4. The Sims 2 (base game with no expansion packs) runs brutally slow on the lowest settings. We're talking single digits when rotating or moving the screen, but a more "normal" for this hardware ~20FPS range when the screen is stationary. Note that I guess these numbers since I didn't verify it, but the point was, it seemed "normal slow" during no screen moving and absurd slow and hitching during screen rotating or moving, even on the absolute lowest settings. It also loads a bit slowly too.
5. I notice something else odd. In the DXDIAG report, it says "Default System BIOS", but back when I used it more frequently, I swear it said "A11" (which is the latest BIOS version for it).
6. During a past try to install either Windows 2000 or Windows XP (can't recall which), I got a BSOD about lack of ACPI compliant BIOS or whatnot (I wish I had the exact error), but basically, from what I looked up, the BSOD is only possible to happen with a BIOS that lacks ACPI, but this BIOS should support it obviously. I thought nothing of it at the time, since it happened just that once, but maybe it's a clue.
The last two symptoms have me suspecting a corrupt BIOS, but these seem to be odd symptoms (random and only specific slowness) for a corrupt BIOS. I'll have to try and find my old floppy discs so I can reflash it with the latest BIOS.
I should mention that the general "feel" of the PC, besides in the instances described above, isn't slowness at all.

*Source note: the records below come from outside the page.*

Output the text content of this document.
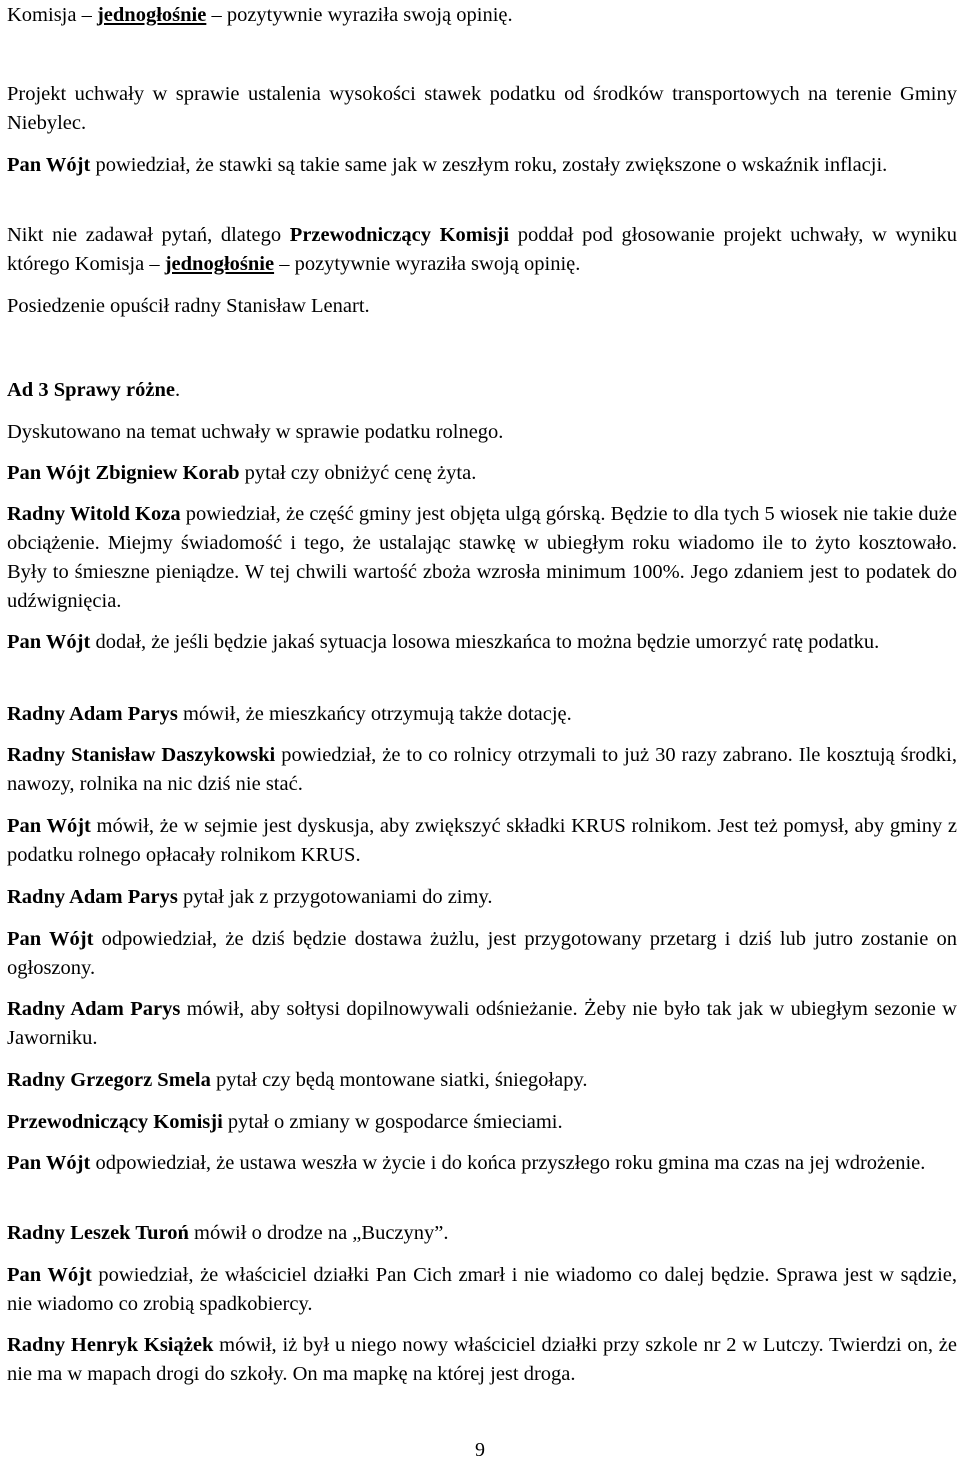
Komisja – jednogłośnie – pozytywnie wyraziła swoją opinię.

Projekt uchwały w sprawie ustalenia wysokości stawek podatku od środków transportowych na terenie Gminy Niebylec.

Pan Wójt powiedział, że stawki są takie same jak w zeszłym roku, zostały zwiększone o wskaźnik inflacji.

Nikt nie zadawał pytań, dlatego Przewodniczący Komisji poddał pod głosowanie projekt uchwały, w wyniku którego Komisja – jednogłośnie – pozytywnie wyraziła swoją opinię.

Posiedzenie opuścił radny Stanisław Lenart.

Ad 3 Sprawy różne.

Dyskutowano na temat uchwały w sprawie podatku rolnego.

Pan Wójt Zbigniew Korab pytał czy obniżyć cenę żyta.

Radny Witold Koza powiedział, że część gminy jest objęta ulgą górską. Będzie to dla tych 5 wiosek nie takie duże obciążenie. Miejmy świadomość i tego, że ustalając stawkę w ubiegłym roku wiadomo ile to żyto kosztowało. Były to śmieszne pieniądze. W tej chwili wartość zboża wzrosła minimum 100%. Jego zdaniem jest to podatek do udźwignięcia.

Pan Wójt dodał, że jeśli będzie jakaś sytuacja losowa mieszkańca to można będzie umorzyć ratę podatku.

Radny Adam Parys mówił, że mieszkańcy otrzymują także dotację.

Radny Stanisław Daszykowski powiedział, że to co rolnicy otrzymali to już 30 razy zabrano. Ile kosztują środki, nawozy, rolnika na nic dziś nie stać.

Pan Wójt mówił, że w sejmie jest dyskusja, aby zwiększyć składki KRUS rolnikom. Jest też pomysł, aby gminy z podatku rolnego opłacały rolnikom KRUS.

Radny Adam Parys pytał jak z przygotowaniami do zimy.

Pan Wójt odpowiedział, że dziś będzie dostawa żużlu, jest przygotowany przetarg i dziś lub jutro zostanie on ogłoszony.

Radny Adam Parys mówił, aby sołtysi dopilnowywali odśnieżanie. Żeby nie było tak jak w ubiegłym sezonie w Jaworniku.

Radny Grzegorz Smela pytał czy będą montowane siatki, śniegołapy.

Przewodniczący Komisji pytał o zmiany w gospodarce śmieciami.

Pan Wójt odpowiedział, że ustawa weszła w życie i do końca przyszłego roku gmina ma czas na jej wdrożenie.

Radny Leszek Turoń mówił o drodze na „Buczyny”.

Pan Wójt powiedział, że właściciel działki Pan Cich zmarł i nie wiadomo co dalej będzie. Sprawa jest w sądzie, nie wiadomo co zrobią spadkobiercy.

Radny Henryk Książek mówił, iż był u niego nowy właściciel działki przy szkole nr 2 w Lutczy. Twierdzi on, że nie ma w mapach drogi do szkoły. On ma mapkę na której jest droga.

9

Web pages load fine, and videos and music don't stutter or load slowly or anything. RAM usage as per Task Manger is ~160MB (idle) to between ~200MB-250MB (Media Player and Firefox open). I have it tweaked with some services I know I don't need disabled, and other things optimized for the PC. It runs pretty good normally, it's just these odd instances where it's slow.
Here's what I've tried.
1. I've tried various video drivers. That's not it.
2. I've tried defragmenting the hard disk. That's not it.
3. All of the drivers are installed correctly. There's no missing things in Device Manager.
4. My first guess was it was maybe set to PIO mode. It is indeed in UDMA mode, so that's not it.
My two guesses at this point would be a corrupt BIOS, or maybe a HDD starting to go bad. Past that, maybe it could be a quirky IDE controller, bad RAM, or whatnot, but I'm pretty sure the RAM is good (passes MemTest86+, but that doesn't totally rule it out). It's hard to pinpoint, so before I start trying everything, does anyone have any starting points, or maybe know more than I do about this area about why it could be slow? This PC has always been a trusty and reliable backup, and I'd like to keep it in that shape.